Sandra Laugier : “‘Game of Thrones’ est une série qui met les femmes à l’honneur”
Du nain Tyrion à Jon Snow, le bâtard méprisé, les figures reléguées ou marginales ne manquent pas dans Game of Thrones. Nombre d’entre elles parviennent à faire de leur différence assumée une force afin de mener une existence plus libre. À l’image de fortes individualités féminines comme Arya ou Brienne, qui déconstruisent les identités de genre. La philosophe Sandra Laugier met en exergue un souffle démocratique qui imprègne la série.
Y a-t-il dans la série Game of Thrones une forme de glorification des marginaux ?

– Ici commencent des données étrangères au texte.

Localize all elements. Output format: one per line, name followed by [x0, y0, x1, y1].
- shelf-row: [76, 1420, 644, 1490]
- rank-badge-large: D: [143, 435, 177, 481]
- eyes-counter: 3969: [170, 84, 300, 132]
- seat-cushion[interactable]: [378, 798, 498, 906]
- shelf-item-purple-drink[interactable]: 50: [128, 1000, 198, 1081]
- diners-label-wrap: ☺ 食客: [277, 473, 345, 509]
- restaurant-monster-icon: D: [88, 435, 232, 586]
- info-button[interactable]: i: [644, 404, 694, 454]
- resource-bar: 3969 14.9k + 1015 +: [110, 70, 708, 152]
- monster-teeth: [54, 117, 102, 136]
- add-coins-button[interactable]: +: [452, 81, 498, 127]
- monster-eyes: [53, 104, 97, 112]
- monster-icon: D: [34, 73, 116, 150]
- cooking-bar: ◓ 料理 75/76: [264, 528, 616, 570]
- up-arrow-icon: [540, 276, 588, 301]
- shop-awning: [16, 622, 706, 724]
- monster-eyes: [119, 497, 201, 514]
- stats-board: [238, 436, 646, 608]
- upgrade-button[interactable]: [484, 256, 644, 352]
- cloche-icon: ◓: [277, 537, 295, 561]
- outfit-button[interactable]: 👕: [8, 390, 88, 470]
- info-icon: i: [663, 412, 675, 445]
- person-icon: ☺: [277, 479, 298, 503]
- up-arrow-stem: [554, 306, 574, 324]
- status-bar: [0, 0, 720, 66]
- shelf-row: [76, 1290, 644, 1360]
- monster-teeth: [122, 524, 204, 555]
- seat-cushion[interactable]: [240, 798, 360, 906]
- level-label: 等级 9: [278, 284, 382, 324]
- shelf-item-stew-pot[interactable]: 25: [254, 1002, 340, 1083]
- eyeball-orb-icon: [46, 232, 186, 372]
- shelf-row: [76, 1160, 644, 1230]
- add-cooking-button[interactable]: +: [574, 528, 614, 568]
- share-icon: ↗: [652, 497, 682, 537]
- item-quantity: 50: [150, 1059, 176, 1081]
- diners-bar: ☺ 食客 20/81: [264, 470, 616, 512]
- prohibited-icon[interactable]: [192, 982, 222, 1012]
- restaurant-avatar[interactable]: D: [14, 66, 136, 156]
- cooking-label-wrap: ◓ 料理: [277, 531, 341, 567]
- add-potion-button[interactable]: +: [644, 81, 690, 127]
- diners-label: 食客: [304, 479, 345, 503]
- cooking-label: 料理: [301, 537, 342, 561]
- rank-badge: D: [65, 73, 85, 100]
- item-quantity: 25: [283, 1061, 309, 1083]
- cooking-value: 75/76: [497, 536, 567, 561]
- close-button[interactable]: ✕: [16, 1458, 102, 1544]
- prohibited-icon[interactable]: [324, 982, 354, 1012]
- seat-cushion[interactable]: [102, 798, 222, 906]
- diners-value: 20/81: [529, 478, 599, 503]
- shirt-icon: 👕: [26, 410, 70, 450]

Sandra Laugier : En apparence, ce n’est pas du tout le sujet de la série, qui est centrée sur la lutte des prétendants au trône – notamment la famille du beau personnage de Ned Stark : sa femme, ses enfants et lui ont plutôt un caractère d’exceptionnalité, voire d’élection, que de marginalité – même son « bâtard » (qui n’en est pas un), Jon Snow. Ce qui est plutôt suggéré, c’est donc l’idée d’une aristocratie. Même constat, exacerbé, chez les Lannister. La relation incestueuse entre Jaime et Cersei souligne cette idée d’une noblesse élitiste, fermée sur elle-même. Pourtant, c’est dans ces familles qu’émergent d’emblée des personnages marginaux : Bran, qui se retrouve handicapé suite à son accident (une tentative de meurtre) dans le premier épisode, et bien sûr Tyrion Lannister. L’acteur Peter Dinklage, qui a tenu d’abord une place secondaire, est vite arrivé en tête du générique, ce qui est sans exemple pour un acteur de petite taille. Plus généralement, on ne peut que souligner la diversité sociale des personnages de la série : les Sauvageonnes Ygrid et Osha, d’une intelligence et d’un courage exceptionnels, la prostituée Shae, le modeste Samwell. Game of Thrones ne glorifie pas les marginaux mais transforme l’idée même de gloire et de noblesse, donnant à des personnes ordinaires des capacités extraordinaires et nous attachant à eux comme aux plus « grands ».
Les femmes, à Westeros, paraissent souvent dominées et soumises aux codes stricts de la féminité. Cependant, deux personnages essentiels s’écartent de ces normes : Arya et Brienne. En quoi leurs attitudes subversives se ressemblent-elles et en quoi diffèrent-elles ?
Les femmes de Westeros sont en effet souvent des beautés, incarnées par des stars (au sens anglais : on les contemple, on est éclairé par elles). Dire qu’elles sont dominées n’est pas aussi simple, car ce sont souvent des femmes fortes, de pouvoir – que ce soit Catelyn qui n’est pas une mère de famille traditionnelle, ou Daenerys qui devient une redoutable guerrière. Game of Thrones est vraiment une série qui met les femmes à l’honneur ; il ne reste d’ailleurs presque plus qu’elles au générique ! Toutefois, Arya et Brienne ont une singularité car elles refusent la séduction hétérosexuelle et, évidemment, le rôle de reproductrices. Dès la première saison, lors d’une séance d’escrime, Arya Stark explique à son père, qui la voyait à la tête d’une lignée de petits princes et princesses : « ce n’est pas moi » 1. Brienne suscite l’ironie (et la terreur) par son côté brut et « hommasse ». Mais elle se laisse tout de même aller à un moment de séduction, voire d’érotisme, avec Jaime. Arya, de son côté, a décidé dès le départ qu’elle n’était pas intéressée par la séduction, et son destin est bien plus individualiste. Brienne est un personnage profondément altruiste qui dès le départ se met au service de Renly, puis de Catelyn. Elle se caractérise par la loyauté (qualité de connotation viriliste) et le désir de sacrifice, tandis qu’Arya est une véritable héroïne, mystérieuse. L’une et l’autre ont perdu leur mère et doivent en quelque sorte se re-créer.